POST MORTEM ANALYSIS of Incidents on 2019-10-01 and 2019-10-09
Between 2019-10-01 15:44 UTC+2 and 2019-10-01 16:31 UTC+2 as well as between 2019-10-09 11:35 UTC+2 and 2019-10-09 12:59 UTC+2 we experienced partial service degradation.
During the aforementioned time frame the IDnow system served incoming requests only partially or with degraded performance. Only a limited number of identifications were processed during this time.
The root cause analysis which has been initiated on 2019-10-01 regarding this incident showed that the database queries to be executed were not performed in a timely manner and thousands of SQL statements waited for execution. On 2019-10-01 we then decided to isolate the systems executing the SQL statements and then restarted the database which restored the service availability. During this time, we collected additional logs and status information from the database and services interacting with the database to aid the root cause analysis. The analysis of the collected evidences showed that the database did not process some of the SQL statements in a timely manner although the SQL statements as such are trivial and when executed manually returned the results within a few milliseconds. We added additional logging and prepared additional analysis scripts which helped us during the incident on 2019-10-09 to collect additional information we required to better understand the root cause. During the incident on 2019-10-09 it became apparent that we are affected by a bug in the database. The query optimizer calculating the execution plan for SQL queries would sometimes lock-up and process the calculations only very slowly for some of the SQL statements. This caused the related services to serve requests slowly or not at all.

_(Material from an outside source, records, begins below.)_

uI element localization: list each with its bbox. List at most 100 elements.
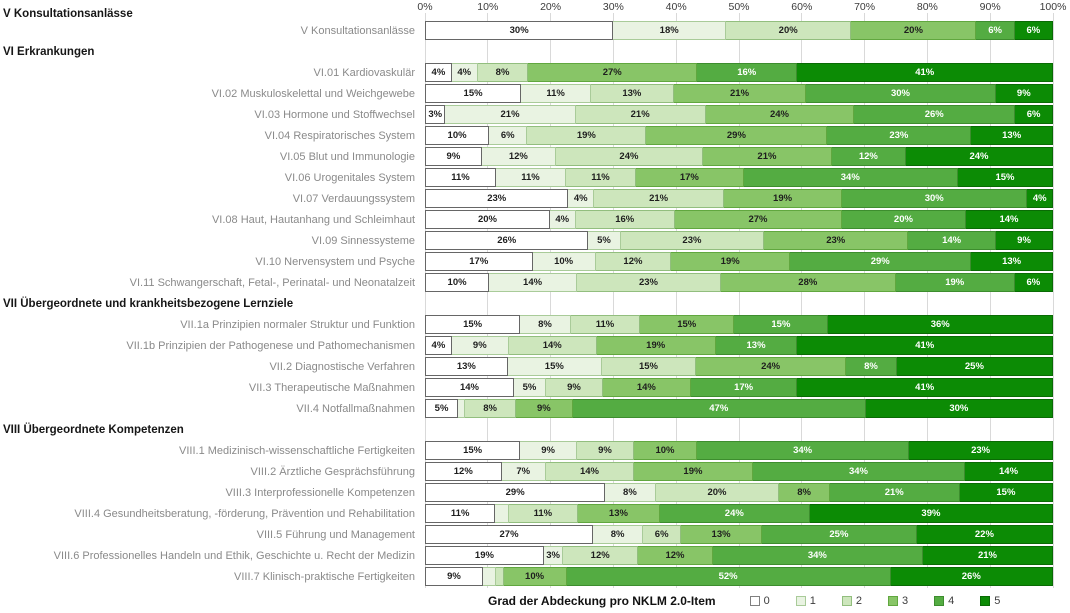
- plot-cell: 20% 4% 16% 27% 20% 14%: [425, 209, 1053, 230]
- bar-segment-level-2: 12%: [595, 252, 672, 271]
- bar-segment-level-1: 14%: [489, 273, 578, 292]
- category-label: VI.04 Respiratorisches System: [264, 129, 415, 142]
- category-label: VI.08 Haut, Hautanhang und Schleimhaut: [211, 213, 415, 226]
- table-row: VI.03 Hormone und Stoffwechsel 3% 21% 21% 24…: [0, 104, 1070, 125]
- bar-segment-level-2: 11%: [570, 315, 641, 334]
- plot-cell: 30% 18% 20% 20% 6% 6%: [425, 20, 1054, 41]
- bar-segment-level-3: 9%: [515, 399, 573, 418]
- bar-segment-level-1: 6%: [489, 126, 528, 145]
- stacked-bar: 30% 18% 20% 20% 6% 6%: [425, 21, 1054, 40]
- bar-segment-level-5: 14%: [965, 210, 1053, 229]
- category-label: VI.10 Nervensystem und Psyche: [255, 255, 415, 268]
- bar-segment-level-1: 11%: [521, 84, 592, 103]
- bar-segment-level-4: 30%: [841, 189, 1028, 208]
- bar-segment-level-3: 27%: [528, 63, 698, 82]
- bar-segment-level-2: 9%: [545, 378, 603, 397]
- bar-segment-level-0: 3%: [425, 105, 446, 124]
- bar-segment-level-0: 17%: [425, 252, 533, 271]
- stacked-bar: 11% 11% 13% 24% 39%: [425, 504, 1054, 523]
- gridline: [738, 13, 740, 588]
- legend-swatch-2: [841, 595, 852, 606]
- stacked-bar: 26% 5% 23% 23% 14% 9%: [425, 231, 1053, 250]
- legend-item-5: 5: [980, 595, 1000, 607]
- bar-segment-level-0: 20%: [425, 210, 550, 229]
- stacked-bar: 15% 9% 9% 10% 34% 23%: [425, 441, 1053, 460]
- bar-segment-level-3: 29%: [646, 126, 828, 145]
- plot-cell: 15% 11% 13% 21% 30% 9%: [425, 83, 1054, 104]
- bar-segment-level-1: 18%: [613, 21, 727, 40]
- section-header: VIII Übergeordnete Kompetenzen: [3, 423, 184, 436]
- stacked-bar: 5% 8% 9% 47% 30%: [425, 399, 1053, 418]
- bar-segment-level-3: 19%: [671, 252, 791, 271]
- empty-plot-cell: [425, 419, 1053, 440]
- stacked-bar: 15% 11% 13% 21% 30% 9%: [425, 84, 1054, 103]
- bar-segment-level-5: 13%: [971, 252, 1053, 271]
- table-row: VII.3 Therapeutische Maßnahmen 14% 5% 9% 14%…: [0, 377, 1070, 398]
- bar-segment-level-2: 21%: [594, 189, 725, 208]
- table-row: VI.07 Verdauungssystem 23% 4% 21% 19% 30% 4%: [0, 188, 1070, 209]
- bar-segment-level-0: 9%: [425, 567, 483, 586]
- bar-segment-level-2: 6%: [643, 525, 682, 544]
- plot-cell: 26% 5% 23% 23% 14% 9%: [425, 230, 1053, 251]
- bar-segment-level-5: 9%: [996, 231, 1053, 250]
- bar-segment-level-5: 15%: [959, 483, 1054, 502]
- bar-segment-level-4: 34%: [697, 441, 910, 460]
- plot-cell: 4% 4% 8% 27% 16% 41%: [425, 62, 1054, 83]
- x-axis: V Konsultationsanlässe 0% 10% 20% 30% 40% 50%…: [0, 0, 1070, 20]
- bar-segment-level-0: 13%: [425, 357, 508, 376]
- legend-label: 0: [763, 594, 770, 607]
- empty-plot-cell: [425, 41, 1053, 62]
- bar-segment-level-1: 5%: [588, 231, 621, 250]
- legend-label: 2: [855, 594, 862, 607]
- bar-segment-level-3: 19%: [633, 462, 753, 481]
- bar-segment-level-2: 14%: [545, 462, 634, 481]
- legend-item-2: 2: [841, 594, 862, 607]
- plot-cell: 23% 4% 21% 19% 30% 4%: [425, 188, 1054, 209]
- rows: V Konsultationsanlässe 30% 18% 20% 20% 6% 6% VI…: [0, 20, 1070, 587]
- bar-segment-level-5: 6%: [1014, 273, 1053, 292]
- x-axis-tick: 50%: [728, 1, 750, 13]
- category-label: VI.07 Verdauungssystem: [292, 192, 415, 205]
- stacked-bar: 14% 5% 9% 14% 17% 41%: [425, 378, 1053, 397]
- bar-segment-level-4: 13%: [715, 336, 798, 355]
- legend-swatch-4: [934, 595, 945, 606]
- bar-segment-level-3: 10%: [503, 567, 567, 586]
- bar-segment-level-4: 17%: [690, 378, 798, 397]
- bar-segment-level-1: 8%: [605, 483, 656, 502]
- bar-segment-level-2: 23%: [620, 231, 765, 250]
- bar-segment-level-3: 13%: [681, 525, 763, 544]
- category-label: VII.4 Notfallmaßnahmen: [296, 402, 415, 415]
- gridline: [801, 13, 803, 588]
- bar-segment-level-4: 6%: [976, 21, 1015, 40]
- legend-item-4: 4: [934, 595, 954, 607]
- bar-segment-level-2: 24%: [555, 147, 703, 166]
- table-row: VIII.2 Ärztliche Gesprächsführung 12% 7% 14…: [0, 461, 1070, 482]
- bar-segment-level-1: 21%: [445, 105, 576, 124]
- stacked-bar: 4% 9% 14% 19% 13% 41%: [425, 336, 1053, 355]
- category-label: VIII.4 Gesundheitsberatung, -förderung, …: [74, 507, 415, 520]
- bar-segment-level-3: 14%: [602, 378, 691, 397]
- bar-segment-level-2: 20%: [655, 483, 780, 502]
- bar-segment-level-3: 8%: [779, 483, 830, 502]
- bar-segment-level-2: 20%: [726, 21, 852, 40]
- bar-segment-level-4: 20%: [841, 210, 966, 229]
- bar-segment-level-0: 27%: [425, 525, 594, 544]
- plot-cell: 10% 14% 23% 28% 19% 6%: [425, 272, 1053, 293]
- bar-segment-level-0: 11%: [425, 168, 496, 187]
- gridline: [424, 13, 426, 588]
- table-row: VIII.7 Klinisch-praktische Fertigkeiten 9…: [0, 566, 1070, 587]
- bar-segment-level-0: 10%: [425, 273, 490, 292]
- bar-segment-level-2: 21%: [575, 105, 706, 124]
- legend-item-1: 1: [795, 595, 816, 607]
- stacked-bar: 3% 21% 21% 24% 26% 6%: [425, 105, 1054, 124]
- bar-segment-level-5: 30%: [865, 399, 1053, 418]
- bar-segment-level-2: 13%: [591, 84, 674, 103]
- bar-segment-level-1: 12%: [481, 147, 556, 166]
- section-row: VIII Übergeordnete Kompetenzen: [0, 419, 1070, 440]
- bar-segment-level-5: 24%: [905, 147, 1054, 166]
- bar-segment-level-0: 15%: [425, 84, 522, 103]
- table-row: VI.05 Blut und Immunologie 9% 12% 24% 21% 12%…: [0, 146, 1070, 167]
- bar-segment-level-1: 5%: [513, 378, 546, 397]
- legend-title: Grad der Abdeckung pro NKLM 2.0-Item: [488, 593, 716, 608]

As a corrective measure we then changed at 2019-10-09 12:50 UTC+2 database configuration parameters which are related to the query optimizer forcing the query optimizer to spend less time on examining different execution plans. In addition to this we also released an emergency fix of our system which simplified the SQL statement causing the query optimizer to lock-up. This emergency fix was applied on 2019-10-09 16:30 UTC+2 on our systems.
In addition to this we are initiating activities to upgrade our database version. The upgrade plan will include a thorough testing phase and staged roll-out in our production environment.
We sincerely apology for the incident and that we couldn’t provide the services with the availability we aim for.